And Kelsey led these fundamental studies where she started injecting these lipid nanoparticles into the bloodstream of pregnant mice to see where they go. And what we found was none of them went to the fetus, but in the actual placenta tissue.

A lot of these particles collected and delivered mRNA to those cells in the placenta, the trophoblasts, the endothelial cells that make up the blood cells, and also some immune cells. And I'll let Kelsey take it from here, but that led us to ask the question, well, can we design a lipid nanoparticle that specifically goes to the placenta? And if it does, can we leverage it therapeutically?

So like Mike said, once we identified that particles are accumulating in the placenta, they're delivering the mRNA, we had to ask, okay, how can we tailor this technology that's been used in the COVID vaccines for preeclampsia? And that's kind of when picking the right mRNA or the right therapeutic cargo comes in. So in this case, we're delivering VEGF mRNA or vascular endothelial growth factor mRNA to try to induce

reduce vasodilation or promote a healthy blood flow environment in the placenta. So you knew that some of these lipid nanoparticles were going to the placenta, but most actually go to the liver. So how did you go about tweaking them to make sure that most of them are actually going to the placenta and delivering the mRNA there?
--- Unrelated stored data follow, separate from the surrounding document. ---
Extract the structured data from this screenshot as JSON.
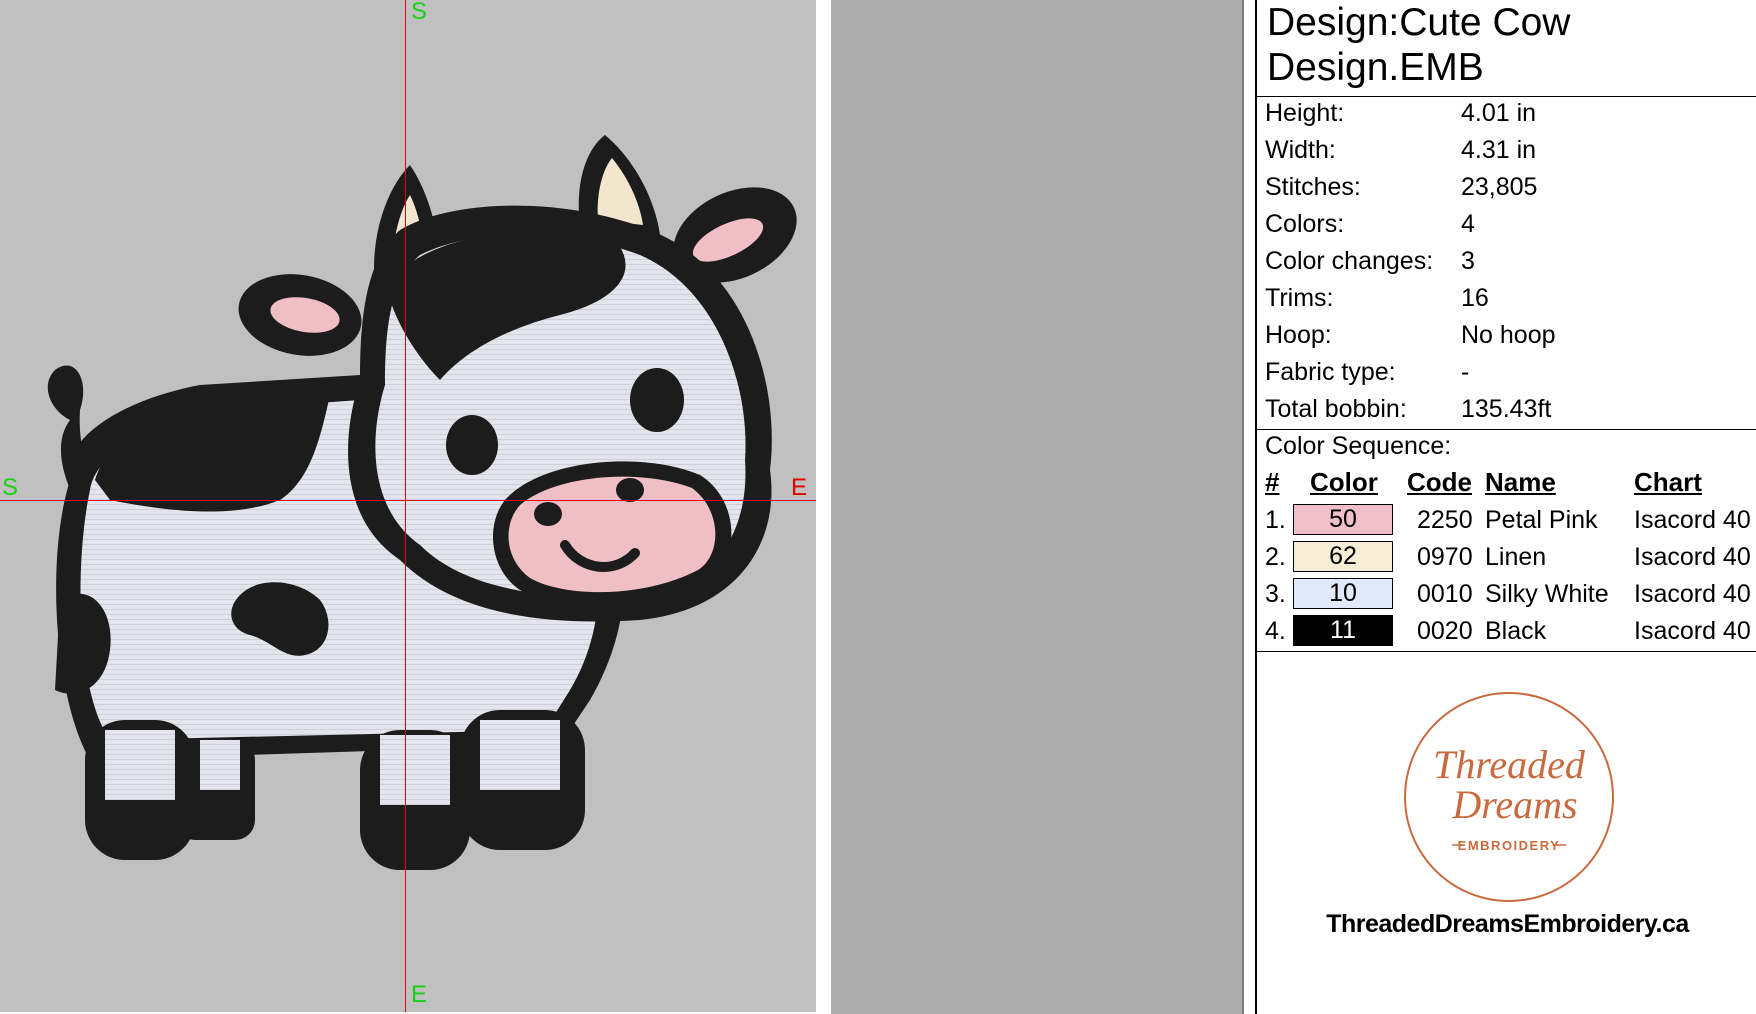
{
  "canvas": {
    "markers": {
      "top": "S",
      "bottom": "E",
      "left": "S",
      "right": "E"
    },
    "colors": {
      "background": "#c0c0c0",
      "guide": "#e00000",
      "marker": "#18d018",
      "black_fill": "#1c1c1c",
      "white_fill": "#e4e4ec",
      "pink_fill": "#f0bfc6",
      "linen_fill": "#f2e6cf"
    }
  },
  "info": {
    "title_line1": "Design:Cute Cow",
    "title_line2": "Design.EMB",
    "stats": [
      {
        "label": "Height:",
        "value": "4.01 in"
      },
      {
        "label": "Width:",
        "value": "4.31 in"
      },
      {
        "label": "Stitches:",
        "value": "23,805"
      },
      {
        "label": "Colors:",
        "value": "4"
      },
      {
        "label": "Color changes:",
        "value": "3"
      },
      {
        "label": "Trims:",
        "value": "16"
      },
      {
        "label": "Hoop:",
        "value": "No hoop"
      },
      {
        "label": "Fabric type:",
        "value": "-"
      },
      {
        "label": "Total bobbin:",
        "value": "135.43ft"
      }
    ],
    "sequence_title": "Color Sequence:",
    "headers": {
      "num": "#",
      "color": "Color",
      "code": "Code",
      "name": "Name",
      "chart": "Chart"
    },
    "colors": [
      {
        "num": "1.",
        "swatch": "50",
        "code": "2250",
        "name": "Petal Pink",
        "chart": "Isacord 40",
        "hex": "#f0bfc9",
        "text_color": "#000000"
      },
      {
        "num": "2.",
        "swatch": "62",
        "code": "0970",
        "name": "Linen",
        "chart": "Isacord 40",
        "hex": "#f6edd6",
        "text_color": "#000000"
      },
      {
        "num": "3.",
        "swatch": "10",
        "code": "0010",
        "name": "Silky White",
        "chart": "Isacord 40",
        "hex": "#e1e9fb",
        "text_color": "#000000"
      },
      {
        "num": "4.",
        "swatch": "11",
        "code": "0020",
        "name": "Black",
        "chart": "Isacord 40",
        "hex": "#000000",
        "text_color": "#ffffff"
      }
    ],
    "logo": {
      "line1": "Threaded",
      "line2": "Dreams",
      "line3": "EMBROIDERY",
      "color": "#c96a3e"
    },
    "website": "ThreadedDreamsEmbroidery.ca"
  }
}
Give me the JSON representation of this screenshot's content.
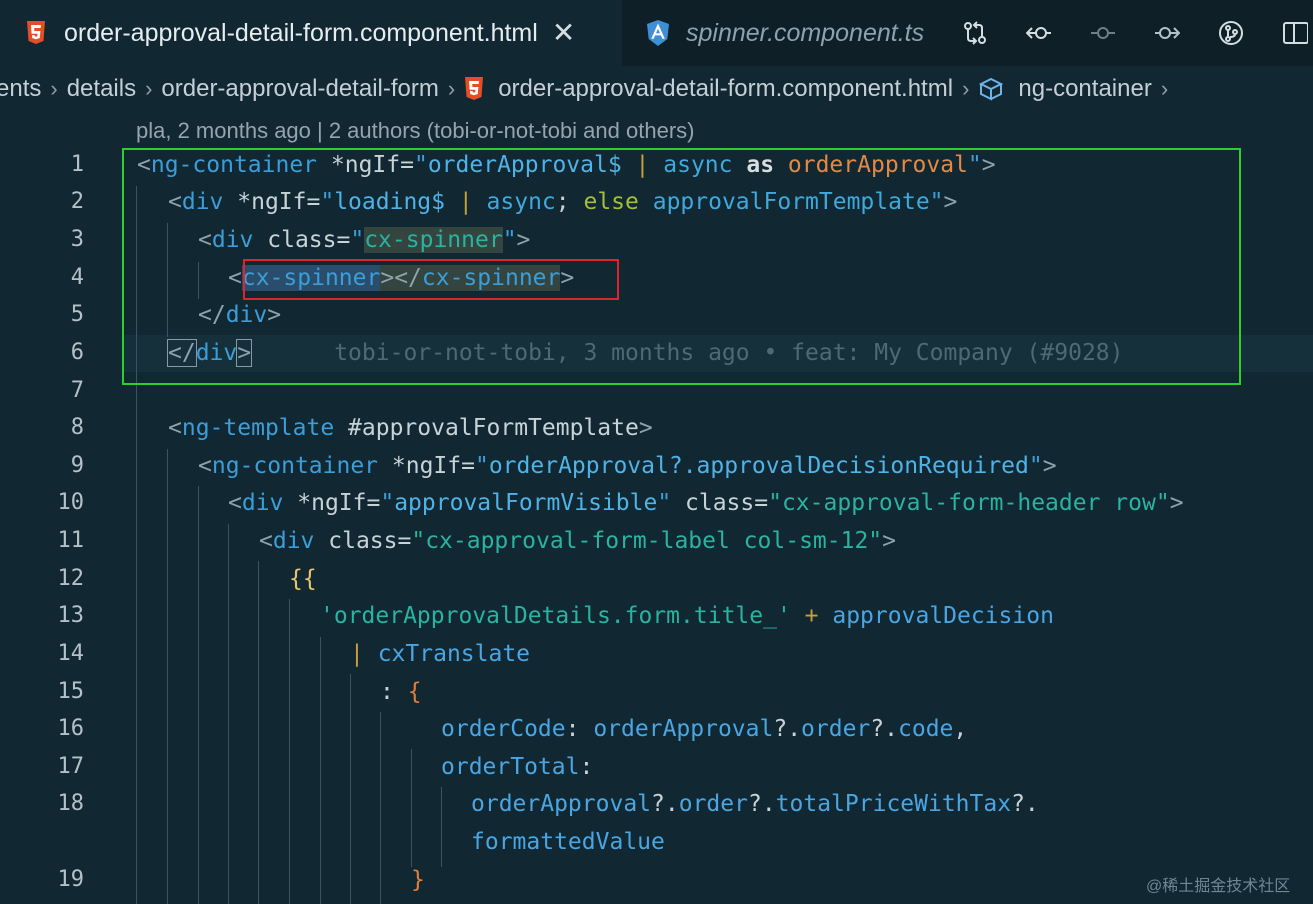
{
  "tabs": [
    {
      "label": "order-approval-detail-form.component.html",
      "icon": "html5-icon",
      "active": true
    },
    {
      "label": "spinner.component.ts",
      "icon": "angular-icon",
      "active": false
    }
  ],
  "actions": [
    "compare-changes-icon",
    "previous-change-icon",
    "current-commit-icon",
    "next-change-icon",
    "git-graph-icon",
    "split-editor-icon"
  ],
  "breadcrumb": [
    {
      "label": "ents"
    },
    {
      "label": "details"
    },
    {
      "label": "order-approval-detail-form"
    },
    {
      "label": "order-approval-detail-form.component.html",
      "icon": "html5-icon"
    },
    {
      "label": "ng-container",
      "icon": "cube-icon"
    }
  ],
  "editor": {
    "blame_header": "pla, 2 months ago | 2 authors (tobi-or-not-tobi and others)",
    "inline_blame": "tobi-or-not-tobi, 3 months ago • feat: My Company (#9028)",
    "line_numbers": [
      "1",
      "2",
      "3",
      "4",
      "5",
      "6",
      "7",
      "8",
      "9",
      "10",
      "11",
      "12",
      "13",
      "14",
      "15",
      "16",
      "17",
      "18",
      "",
      "19"
    ],
    "lines": {
      "l1": {
        "t1": "<",
        "t2": "ng-container",
        "t3": " *ngIf=",
        "t4": "\"",
        "t5": "orderApproval$",
        "t6": " | ",
        "t7": "async",
        "t8": " as ",
        "t9": "orderApproval",
        "t10": "\"",
        "t11": ">"
      },
      "l2": {
        "t1": "<",
        "t2": "div",
        "t3": " *ngIf=",
        "t4": "\"",
        "t5": "loading$",
        "t6": " | ",
        "t7": "async",
        "t8": "; ",
        "t9": "else",
        "t10": " approvalFormTemplate",
        "t11": "\"",
        "t12": ">"
      },
      "l3": {
        "t1": "<",
        "t2": "div",
        "t3": " class=",
        "t4": "\"",
        "t5": "cx-spinner",
        "t6": "\"",
        "t7": ">"
      },
      "l4": {
        "t1": "<",
        "t2": "cx-spinner",
        "t3": "></",
        "t4": "cx-spinner",
        "t5": ">"
      },
      "l5": {
        "t1": "</",
        "t2": "div",
        "t3": ">"
      },
      "l6": {
        "t1": "</",
        "t2": "div",
        "t3": ">"
      },
      "l8": {
        "t1": "<",
        "t2": "ng-template",
        "t3": " #approvalFormTemplate",
        "t4": ">"
      },
      "l9": {
        "t1": "<",
        "t2": "ng-container",
        "t3": " *ngIf=",
        "t4": "\"",
        "t5": "orderApproval?.approvalDecisionRequired",
        "t6": "\"",
        "t7": ">"
      },
      "l10": {
        "t1": "<",
        "t2": "div",
        "t3": " *ngIf=",
        "t4": "\"",
        "t5": "approvalFormVisible",
        "t6": "\"",
        "t7": " class=",
        "t8": "\"cx-approval-form-header row\"",
        "t9": ">"
      },
      "l11": {
        "t1": "<",
        "t2": "div",
        "t3": " class=",
        "t4": "\"cx-approval-form-label col-sm-12\"",
        "t5": ">"
      },
      "l12": {
        "t1": "{{"
      },
      "l13": {
        "t1": "'orderApprovalDetails.form.title_'",
        "t2": " + ",
        "t3": "approvalDecision"
      },
      "l14": {
        "t1": "| ",
        "t2": "cxTranslate"
      },
      "l15": {
        "t1": ": ",
        "t2": "{"
      },
      "l16": {
        "t1": "orderCode",
        "t2": ": ",
        "t3": "orderApproval",
        "t4": "?.",
        "t5": "order",
        "t6": "?.",
        "t7": "code",
        "t8": ","
      },
      "l17": {
        "t1": "orderTotal",
        "t2": ":"
      },
      "l18": {
        "t1": "orderApproval",
        "t2": "?.",
        "t3": "order",
        "t4": "?.",
        "t5": "totalPriceWithTax",
        "t6": "?."
      },
      "l18b": {
        "t1": "formattedValue"
      },
      "l19": {
        "t1": "}"
      }
    }
  },
  "watermark": "@稀土掘金技术社区",
  "colors": {
    "highlight_green": "#2ad12a",
    "highlight_red": "#e0242e",
    "background": "#112731"
  }
}
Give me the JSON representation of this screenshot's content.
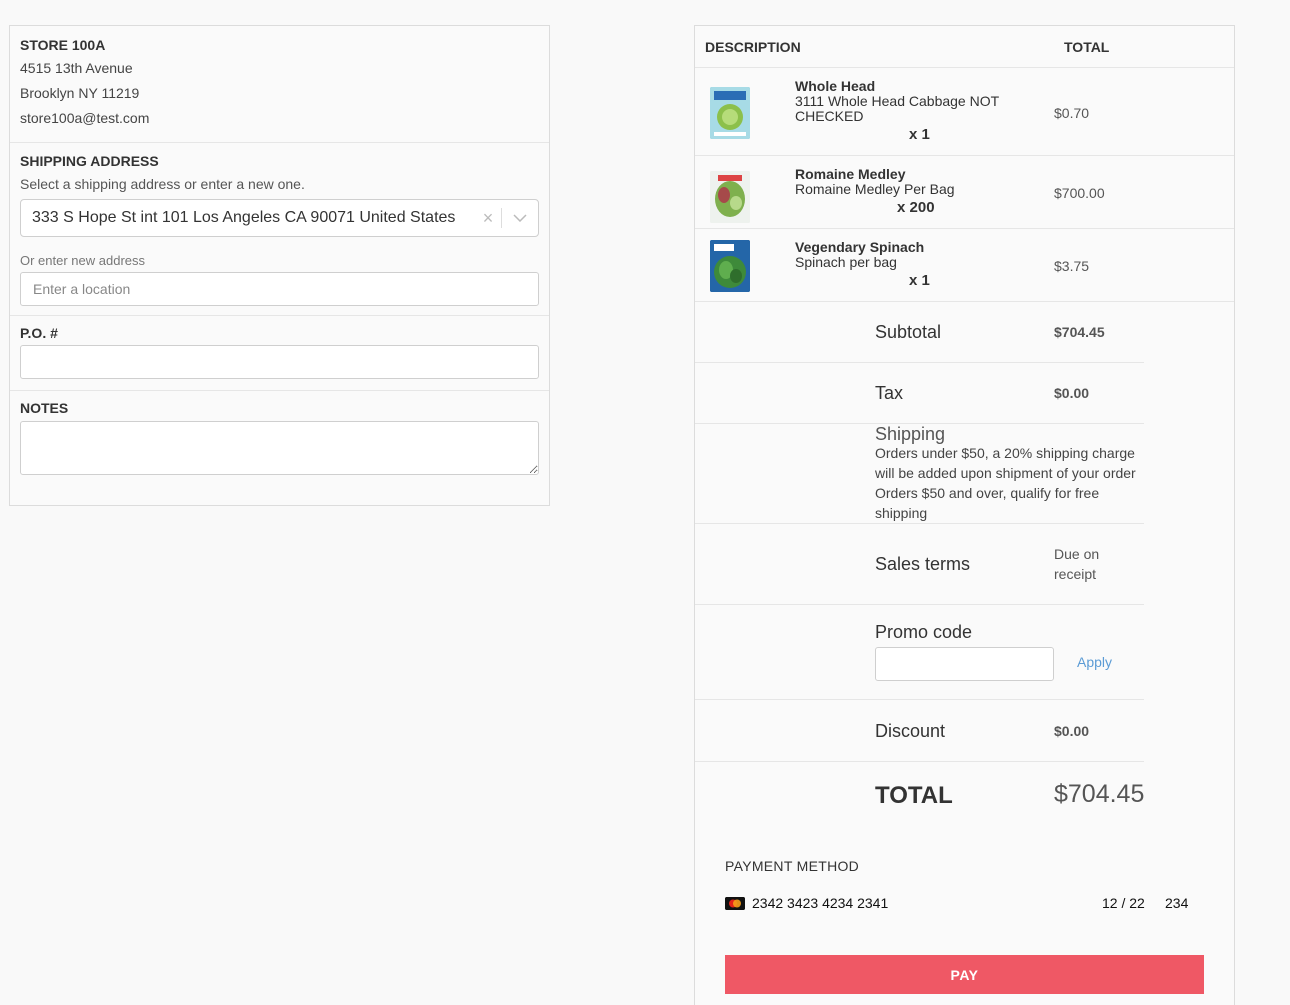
{
  "store": {
    "name": "STORE 100A",
    "street": "4515 13th Avenue",
    "city": "Brooklyn NY 11219",
    "email": "store100a@test.com"
  },
  "shipping": {
    "title": "SHIPPING ADDRESS",
    "helper": "Select a shipping address or enter a new one.",
    "selected_address": "333 S Hope St int 101 Los Angeles CA 90071 United States",
    "clear_glyph": "×",
    "new_address_label": "Or enter new address",
    "new_address_placeholder": "Enter a location"
  },
  "po": {
    "title": "P.O. #",
    "value": ""
  },
  "notes": {
    "title": "NOTES",
    "value": ""
  },
  "order": {
    "header_description": "DESCRIPTION",
    "header_total": "TOTAL",
    "items": [
      {
        "title": "Whole Head",
        "description": "3111 Whole Head Cabbage NOT CHECKED",
        "quantity": "x 1",
        "price": "$0.70",
        "thumb_icon": "cabbage-product-image"
      },
      {
        "title": "Romaine Medley",
        "description": "Romaine Medley Per Bag",
        "quantity": "x 200",
        "price": "$700.00",
        "thumb_icon": "romaine-product-image"
      },
      {
        "title": "Vegendary Spinach",
        "description": "Spinach per bag",
        "quantity": "x 1",
        "price": "$3.75",
        "thumb_icon": "spinach-product-image"
      }
    ]
  },
  "summary": {
    "subtotal_label": "Subtotal",
    "subtotal_value": "$704.45",
    "tax_label": "Tax",
    "tax_value": "$0.00",
    "shipping_label": "Shipping",
    "shipping_note": "Orders under $50, a 20% shipping charge will be added upon shipment of your order Orders $50 and over, qualify for free shipping",
    "sales_terms_label": "Sales terms",
    "sales_terms_value": "Due on receipt",
    "promo_label": "Promo code",
    "promo_value": "",
    "apply_label": "Apply",
    "discount_label": "Discount",
    "discount_value": "$0.00",
    "total_label": "TOTAL",
    "total_value": "$704.45"
  },
  "payment": {
    "title": "PAYMENT METHOD",
    "card_number": "2342 3423 4234 2341",
    "expiry": "12 / 22",
    "cvc": "234",
    "card_brand_icon": "mastercard-icon",
    "pay_label": "PAY",
    "pay_color": "#ef5865"
  },
  "colors": {
    "link": "#5b9bd5",
    "border": "#dcdcdc"
  }
}
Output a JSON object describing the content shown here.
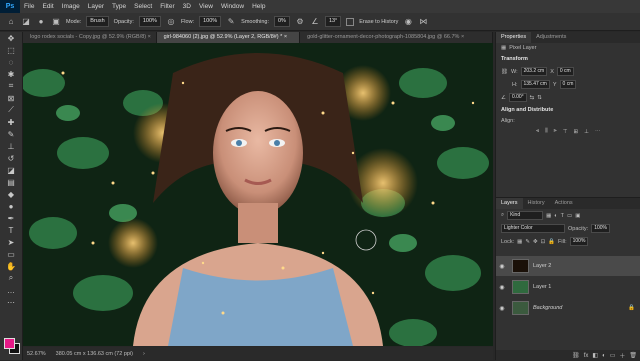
{
  "app": {
    "logo": "Ps"
  },
  "menu": [
    "File",
    "Edit",
    "Image",
    "Layer",
    "Type",
    "Select",
    "Filter",
    "3D",
    "View",
    "Window",
    "Help"
  ],
  "options": {
    "mode_label": "Mode:",
    "mode_value": "Brush",
    "opacity_label": "Opacity:",
    "opacity_value": "100%",
    "flow_label": "Flow:",
    "flow_value": "100%",
    "smoothing_label": "Smoothing:",
    "smoothing_value": "0%",
    "angle_value": "13°",
    "erase_history": "Erase to History"
  },
  "tabs": [
    {
      "label": "logo rodex socials - Copy.jpg @ 52.9% (RGB/8) ×",
      "active": false
    },
    {
      "label": "girl-984060 (2).jpg @ 52.9% (Layer 2, RGB/8#) * ×",
      "active": true
    },
    {
      "label": "gold-glitter-ornament-decor-photograph-1085804.jpg @ 66.7% ×",
      "active": false
    }
  ],
  "status": {
    "zoom": "52.67%",
    "doc": "380.05 cm x 136.63 cm (72 ppi)"
  },
  "properties": {
    "tabs": [
      "Properties",
      "Adjustments"
    ],
    "kind": "Pixel Layer",
    "transform_title": "Transform",
    "w_label": "W:",
    "w_value": "203.2 cm",
    "h_label": "H:",
    "h_value": "135.47 cm",
    "x_label": "X",
    "x_value": "0 cm",
    "y_label": "Y",
    "y_value": "0 cm",
    "angle_value": "0.00°",
    "align_title": "Align and Distribute",
    "align_label": "Align:"
  },
  "layers_panel": {
    "tabs": [
      "Layers",
      "History",
      "Actions"
    ],
    "filter_kind": "Kind",
    "blend_mode": "Lighter Color",
    "opacity_label": "Opacity:",
    "opacity_value": "100%",
    "lock_label": "Lock:",
    "fill_label": "Fill:",
    "fill_value": "100%",
    "layers": [
      {
        "name": "Layer 2",
        "selected": true
      },
      {
        "name": "Layer 1",
        "selected": false
      },
      {
        "name": "Background",
        "selected": false
      }
    ],
    "bottom_icons": [
      "link-icon",
      "fx-icon",
      "mask-icon",
      "adjustment-icon",
      "group-icon",
      "new-layer-icon",
      "trash-icon"
    ]
  },
  "colors": {
    "foreground": "#e61987",
    "background": "#111111",
    "accent": "#31a8ff"
  }
}
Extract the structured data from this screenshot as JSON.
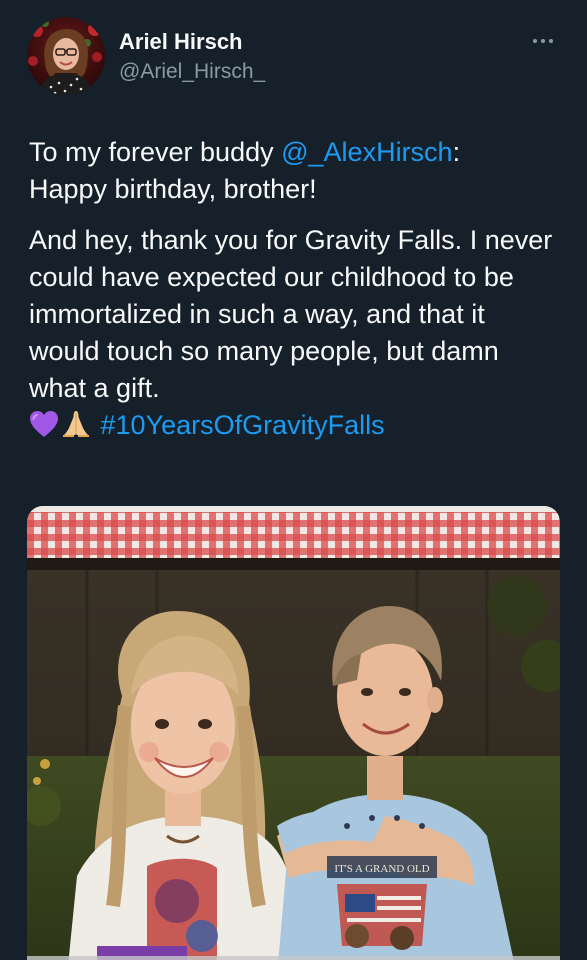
{
  "author": {
    "name": "Ariel Hirsch",
    "handle": "@Ariel_Hirsch_"
  },
  "menu": {
    "icon": "more-horizontal-icon"
  },
  "tweet": {
    "line1_prefix": "To my forever buddy ",
    "mention": "@_AlexHirsch",
    "line1_suffix": ":",
    "line2": "Happy birthday, brother!",
    "paragraph2": "And hey, thank you for Gravity Falls. I never could have expected our childhood to be immortalized in such a way, and that it would touch so many people, but damn what a gift.",
    "emojis": [
      "purple-heart-icon",
      "folded-hands-icon"
    ],
    "hashtag": "#10YearsOfGravityFalls"
  },
  "media": {
    "printed_text": "IT'S A GRAND OLD"
  },
  "colors": {
    "background": "#15202b",
    "text": "#f7f9f9",
    "secondary": "#8b98a5",
    "link": "#1d9bf0"
  }
}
You're right. Absolutely. Most LMPs, when you administer them, IV tend to accumulate in the liver. And that's why a lot of applications of LMPs to date have been for, you know, liver based or liver centric disorders. Here, we actually used a high throughput screening approach to screen a large library of LMPs because we,

really didn't know what was going to work or what wasn't going to work. So we kind of just made a large library of about 100 LMPs and were able to test those in vivo and identify which ones enabled more delivery to the placenta and less delivery to the liver. And when you're saying in vivo, these were experiments in mice, right? Yes, absolutely. And so by looking through this high throughput screening, you found better lipid nanoparticles for the placenta.

how well were they able to get there? So we definitely found a particle that enabled really great mRNA delivery to the placenta. So we benchmark kind of our particle against, you know, some that are used in the field pretty typically to deliver mRNA. And our particle enabled more than an order of magnitude greater mRNA delivery to the placenta than some of these, you know, industry standard particles, which is really exciting.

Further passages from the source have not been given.